The bias-variance tradeoff plot (Figure 3) may
be used to select optimal \(k\) using
bias.plot() function. The vertical line in bias-variance
tradeoff plot shows the value of biasing parameter \(k\) and horizontal line shows minimum MSE
for ridge.
The plot of model selection criteria AIC and BIC for choosing optimal
\(k\) (Figure 4),
info.plot() function may be used,
Function cv.plot() plots the CV and GCV cross validation
against biasing parameter \(k\) for the
optimal selection of \(k\) (see
Figure 5), that is,
> isrm.plot(mod)
The m-scale and ISRM (Figure 6) measures
by (Vinod 1976) can also be plotted from
function of isrm.plot() and can be used to judge the
optimal value of \(k\).
Function rplots.plot() plots the panel of three plots
namely (i) df trace, (ii) RSS vs \(k\)
and (iii) PRESS vs \(k\) and may be
used to judge the optimal value of \(k\), see Figure 7.
> rplots.plot(mod)
Our developed lmridge package provides the most complete suite of tools for RR available in R, comparable to those available as listed in Table 1. We have implemented functions to compute the ridge coefficients, testing of these coefficients, computation of different ridge related statistics and computation of the biasing parameter for different existing methods by various authors (see Table 4).

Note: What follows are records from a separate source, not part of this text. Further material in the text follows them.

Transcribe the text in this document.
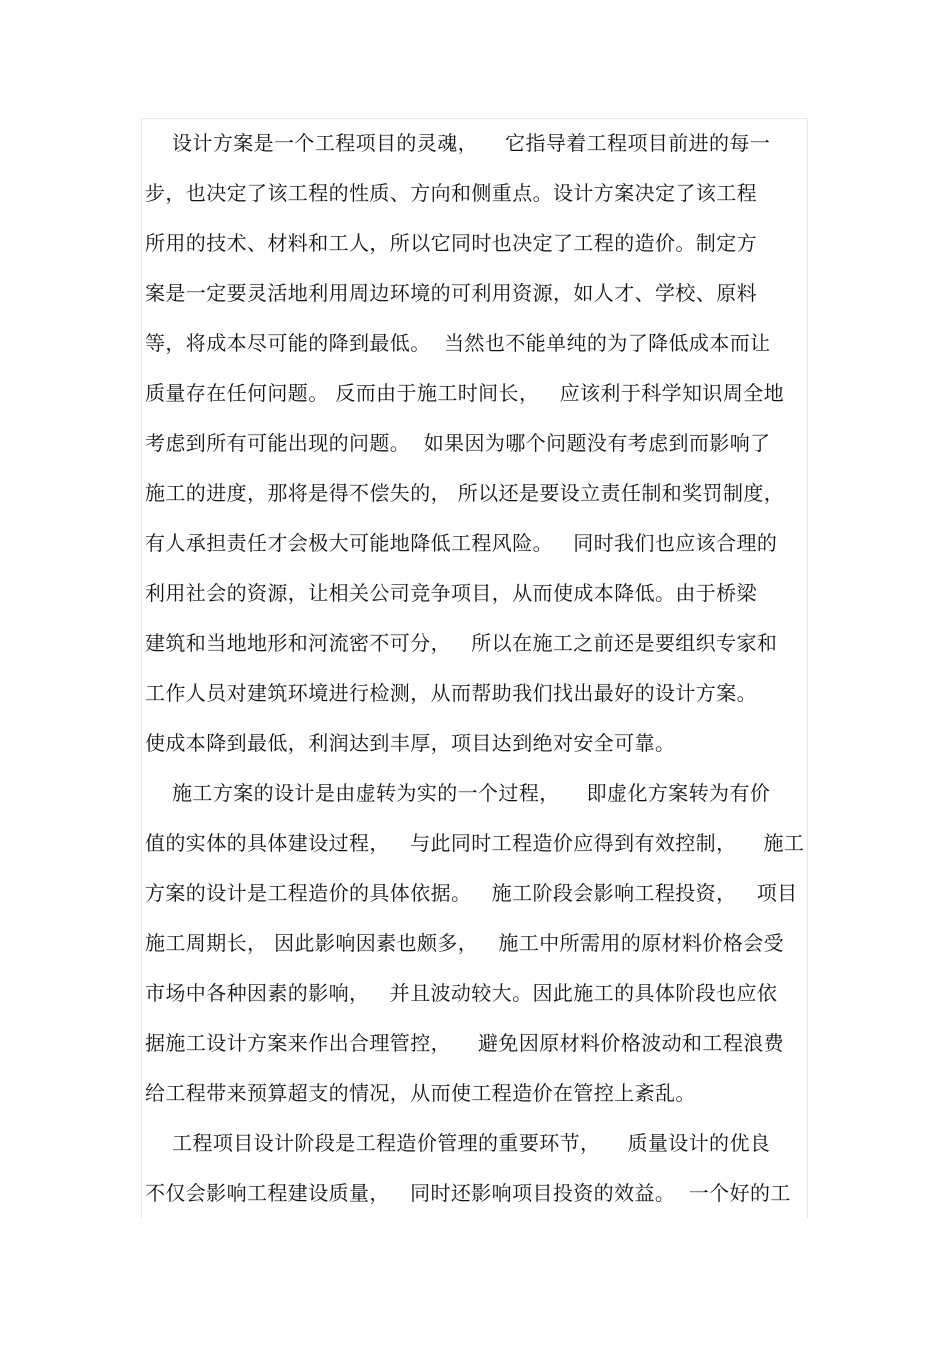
设计方案是一个工程项目的灵魂，    它指导着工程项目前进的每一
步，也决定了该工程的性质、方向和侧重点。设计方案决定了该工程
所用的技术、材料和工人，所以它同时也决定了工程的造价。制定方
案是一定要灵活地利用周边环境的可利用资源，如人才、学校、原料
等，将成本尽可能的降到最低。  当然也不能单纯的为了降低成本而让
质量存在任何问题。 反而由于施工时间长，   应该利于科学知识周全地
考虑到所有可能出现的问题。  如果因为哪个问题没有考虑到而影响了
施工的进度，那将是得不偿失的， 所以还是要设立责任制和奖罚制度，
有人承担责任才会极大可能地降低工程风险。   同时我们也应该合理的
利用社会的资源，让相关公司竞争项目，从而使成本降低。由于桥梁
建筑和当地地形和河流密不可分，   所以在施工之前还是要组织专家和
工作人员对建筑环境进行检测，从而帮助我们找出最好的设计方案。
使成本降到最低，利润达到丰厚，项目达到绝对安全可靠。
施工方案的设计是由虚转为实的一个过程，    即虚化方案转为有价
值的实体的具体建设过程，   与此同时工程造价应得到有效控制，    施工
方案的设计是工程造价的具体依据。   施工阶段会影响工程投资，   项目
施工周期长， 因此影响因素也颇多，   施工中所需用的原材料价格会受
市场中各种因素的影响，   并且波动较大。因此施工的具体阶段也应依
据施工设计方案来作出合理管控，    避免因原材料价格波动和工程浪费
给工程带来预算超支的情况，从而使工程造价在管控上紊乱。
工程项目设计阶段是工程造价管理的重要环节，    质量设计的优良
不仅会影响工程建设质量，   同时还影响项目投资的效益。  一个好的工
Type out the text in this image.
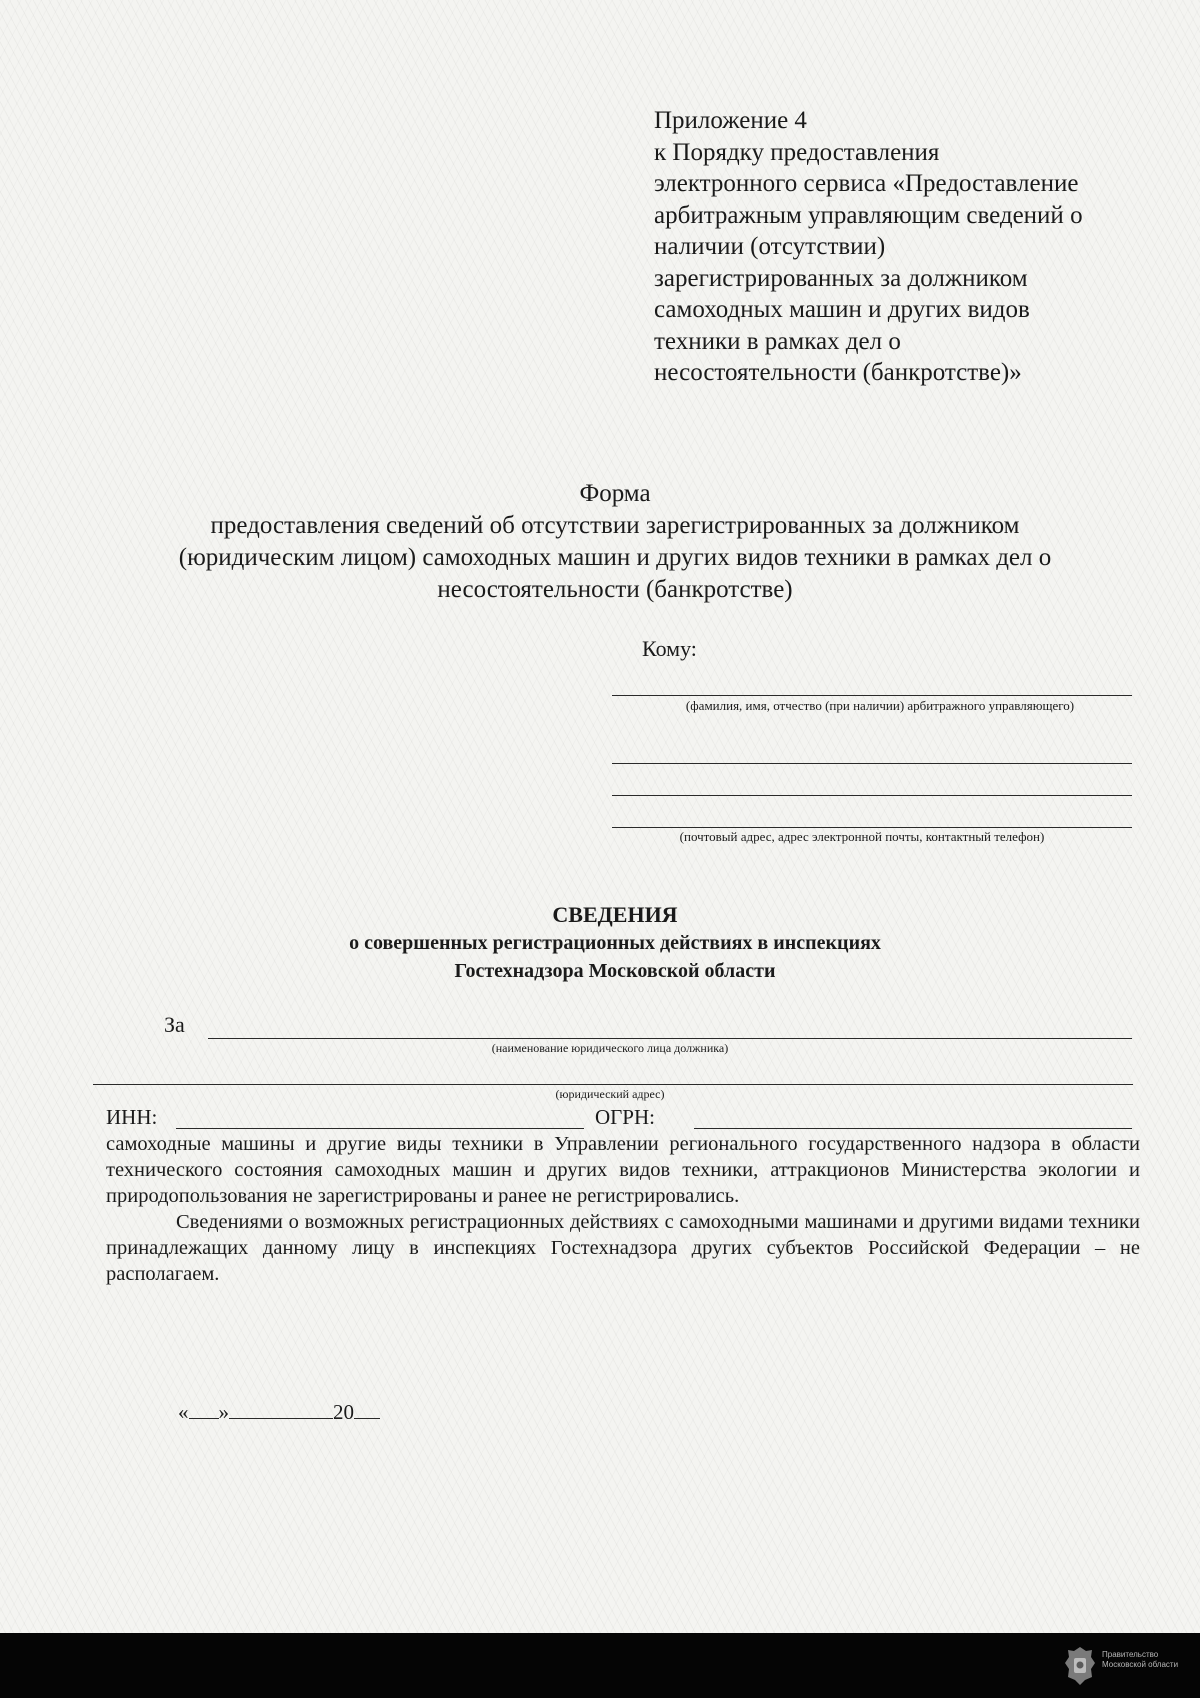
Приложение 4
к Порядку предоставления
электронного сервиса «Предоставление
арбитражным управляющим сведений о
наличии (отсутствии)
зарегистрированных за должником
самоходных машин и других видов
техники в рамках дел о
несостоятельности (банкротстве)»
Форма
предоставления сведений об отсутствии зарегистрированных за должником
(юридическим лицом) самоходных машин и других видов техники в рамках дел о
несостоятельности (банкротстве)
Кому:
(фамилия, имя, отчество (при наличии) арбитражного управляющего)
(почтовый адрес, адрес электронной почты, контактный телефон)
СВЕДЕНИЯ
о совершенных регистрационных действиях в инспекциях
Гостехнадзора Московской области
За
(наименование юридического лица должника)
(юридический адрес)
ИНН:	ОГРН:

самоходные машины и другие виды техники в Управлении регионального государственного надзора в области технического состояния самоходных машин и других видов техники, аттракционов Министерства экологии и природопользования не зарегистрированы и ранее не регистрировались.

Сведениями о возможных регистрационных действиях с самоходными машинами и другими видами техники принадлежащих данному лицу в инспекциях Гостехнадзора других субъектов Российской Федерации – не располагаем.

« »	20
Правительство
Московской области
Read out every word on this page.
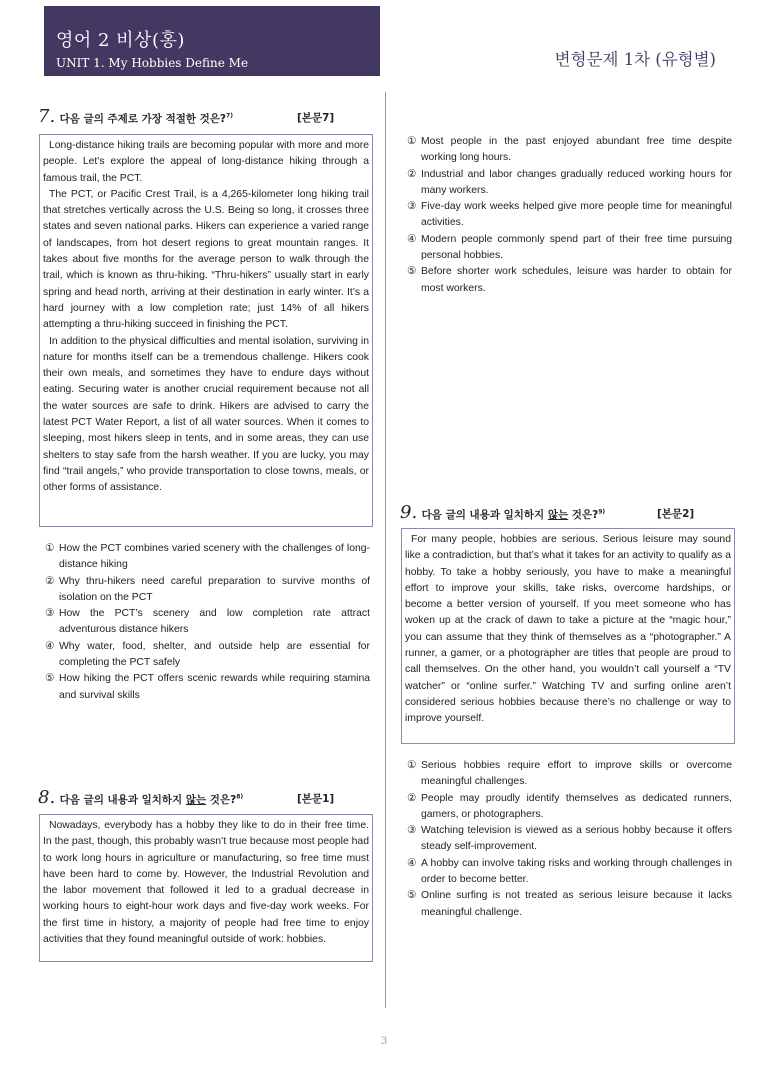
영어 2 비상(홍)
UNIT 1. My Hobbies Define Me	변형문제 1차 (유형별)
7. 다음 글의 주제로 가장 적절한 것은?$^{7)}$	[본문7]

Long-distance hiking trails are becoming popular with more and more people. Let’s explore the appeal of long-distance hiking through a famous trail, the PCT.

The PCT, or Pacific Crest Trail, is a 4,265-kilometer long hiking trail that stretches vertically across the U.S. Being so long, it crosses three states and seven national parks. Hikers can experience a varied range of landscapes, from hot desert regions to great mountain ranges. It takes about five months for the average person to walk through the trail, which is known as thru-hiking. “Thru-hikers” usually start in early spring and head north, arriving at their destination in early winter. It’s a hard journey with a low completion rate; just 14% of all hikers attempting a thru-hiking succeed in finishing the PCT.

In addition to the physical difficulties and mental isolation, surviving in nature for months itself can be a tremendous challenge. Hikers cook their own meals, and sometimes they have to endure days without eating. Securing water is another crucial requirement because not all the water sources are safe to drink. Hikers are advised to carry the latest PCT Water Report, a list of all water sources. When it comes to sleeping, most hikers sleep in tents, and in some areas, they can use shelters to stay safe from the harsh weather. If you are lucky, you may find “trail angels,” who provide transportation to close towns, meals, or other forms of assistance.

① How the PCT combines varied scenery with the challenges of long-distance hiking
② Why thru-hikers need careful preparation to survive months of isolation on the PCT
③ How the PCT’s scenery and low completion rate attract adventurous distance hikers
④ Why water, food, shelter, and outside help are essential for completing the PCT safely
⑤ How hiking the PCT offers scenic rewards while requiring stamina and survival skills
8. 다음 글의 내용과 일치하지 않는 것은?$^{8)}$	[본문1]

Nowadays, everybody has a hobby they like to do in their free time. In the past, though, this probably wasn’t true because most people had to work long hours in agriculture or manufacturing, so free time must have been hard to come by. However, the Industrial Revolution and the labor movement that followed it led to a gradual decrease in working hours to eight-hour work days and five-day work weeks. For the first time in history, a majority of people had free time to enjoy activities that they found meaningful outside of work: hobbies.

① Most people in the past enjoyed abundant free time despite working long hours.
② Industrial and labor changes gradually reduced working hours for many workers.
③ Five-day work weeks helped give more people time for meaningful activities.
④ Modern people commonly spend part of their free time pursuing personal hobbies.
⑤ Before shorter work schedules, leisure was harder to obtain for most workers.
9. 다음 글의 내용과 일치하지 않는 것은?$^{9)}$	[본문2]

For many people, hobbies are serious. Serious leisure may sound like a contradiction, but that’s what it takes for an activity to qualify as a hobby. To take a hobby seriously, you have to make a meaningful effort to improve your skills, take risks, overcome hardships, or become a better version of yourself. If you meet someone who has woken up at the crack of dawn to take a picture at the “magic hour,” you can assume that they think of themselves as a “photographer.” A runner, a gamer, or a photographer are titles that people are proud to call themselves. On the other hand, you wouldn’t call yourself a “TV watcher” or “online surfer.” Watching TV and surfing online aren’t considered serious hobbies because there’s no challenge or way to improve yourself.

① Serious hobbies require effort to improve skills or overcome meaningful challenges.
② People may proudly identify themselves as dedicated runners, gamers, or photographers.
③ Watching television is viewed as a serious hobby because it offers steady self-improvement.
④ A hobby can involve taking risks and working through challenges in order to become better.
⑤ Online surfing is not treated as serious leisure because it lacks meaningful challenge.
3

We have greatly increased the ridge related statistics and different graphical methods for the selection of biasing parameter \(k\) through lmridge package in R.
Up to now, a complete suite of tools for RR was not available for an open source or paid version of statistical software packages, resulting in reduced awareness and use of developed ridge related statistics. The package lmridge provides a complete open source suite of tools for the computation of ridge coefficients estimation, testing and computation of different statistics. We believe the availability of these tools will lead to increase utilization and better ridge related practices.